Hunting season setting and rule making process

An Elk drinks while standing in water
Photo by Ginger Holser

Hunting seasons in Washington are set through rule making. Annually, hunting season setting often includes relatively minor changes to seasons or permits, and response to emerging needs. Some hunting seasons are set on a three-year cycle to maintain continuity and work more efficiently through the rule making process. During the three-year season setting process, WDFW considers changes that are recommended by the public and Department staff. There are usually multiple opportunities for the public to provide feedback during three-year season setting, both while scoping and developing recommendations and during the formal process when WDFW presents their recommended season changes to the Fish and Wildlife Commission for consideration. Proposals that are considered by the Department usually fit within the guidance provided in the Game Management Plan (GMP), a planning document that provides guidance for rule making. The rule making process culminates with the Fish and Wildlife Commission setting seasons based on public input and staff recommendations.

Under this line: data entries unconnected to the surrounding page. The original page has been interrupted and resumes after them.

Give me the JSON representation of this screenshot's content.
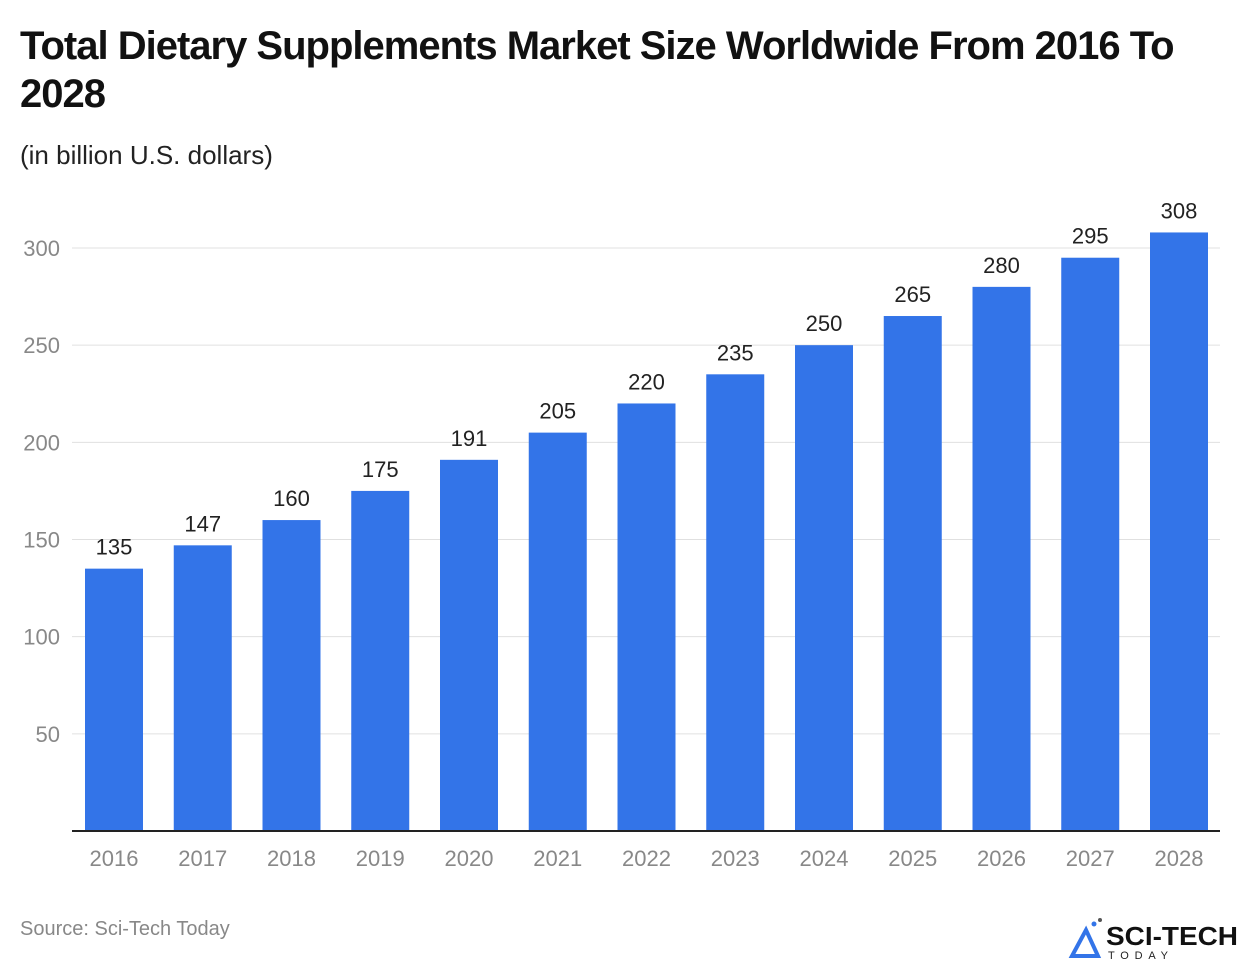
{
  "title": "Total Dietary Supplements Market Size Worldwide From 2016 To 2028",
  "subtitle": "(in billion U.S. dollars)",
  "source": "Source: Sci-Tech Today",
  "logo": {
    "text": "SCI-TECH",
    "subtext": "TODAY"
  },
  "colors": {
    "bar": "#3374e8",
    "grid": "#e0e0e0",
    "axis": "#222222",
    "tick": "#888888"
  },
  "chart_data": {
    "type": "bar",
    "title": "Total Dietary Supplements Market Size Worldwide From 2016 To 2028",
    "subtitle": "(in billion U.S. dollars)",
    "categories": [
      "2016",
      "2017",
      "2018",
      "2019",
      "2020",
      "2021",
      "2022",
      "2023",
      "2024",
      "2025",
      "2026",
      "2027",
      "2028"
    ],
    "values": [
      135,
      147,
      160,
      175,
      191,
      205,
      220,
      235,
      250,
      265,
      280,
      295,
      308
    ],
    "ylim": [
      0,
      300
    ],
    "yticks": [
      50,
      100,
      150,
      200,
      250,
      300
    ],
    "grid": true,
    "data_labels": true
  }
}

How are big game hunting seasons set?

Washington's Big Game Hunting Seasons & Regulations pamphlet outlines the rules and procedures for hunters to follow each hunting season. The process of releasing the pamphlet involves several steps that must be executed efficiently and accurately to ensure as much hunting opportunity as possible is offered each year.

These steps are provided in the table below. Although specific dates may change in any given year, the time frame for each action is similar.

Annual Big Game Season Setting Process

The Washington Department of Fish and Wildlife monitors statewide population and harvest for big and small game, waterfowl, and migratory birds. Biologists release annual reports that summarize the status and trends of game populations in Washington.

Three-year season setting is an in-depth rulemaking process. The Department collects proposals for seasons both internally and externally and usually conducts two rounds of public comment on the proposals. The Fish and Wildlife Commission sets seasons based on public input and staff recommendations.

Annual season setting is rulemaking for minor season changes or due to emerging needs. The Fish and Wildlife Commission also sets these seasons based on public input and staff recommendations.

Date Tasks

January 31

  • Big Game hunting activity report deadline.  Report data are compiled and quality checked.

Early February

  • Working with Washington State University, follow-up telephone surveys are conducted to assess the non-response bias for hunters who failed to report their hunting activity.
  • WDFW staff begin population surveys.
  • WDFW files hunting season recommendations and posts them online for public review and comment.

Late February- Early March

  • Using steps 1 and 2, WDFW estimates harvest, hunter numbers, and hunter days.
  • WDFW staff complete population surveys.
  • WDFW staff evaluates populations, harvest data, and winter severity in case adjustments to recommendations are warranted.

Early to mid- March

  • The Fish and Wildlife Commission holds public hearings and collects public testimony.  WDFW briefs the Commission and the public on the hunting season recommendations

Late March

  • WDFW adjusts hunting season recommendations based on survey information, harvest, winter severity, and public comments received during the review period and at the public hearing in March.


  • WDFW presents final recommendations to the Fish and Wildlife Commission for adoption.
  • Once the Fish and Wildlife Commission adopts the seasons and rules, the pamphlet is sent to print and posted online.
  • The printing company delivers Big Game Hunting Seasons and Regulations Pamphlets to License Vendors.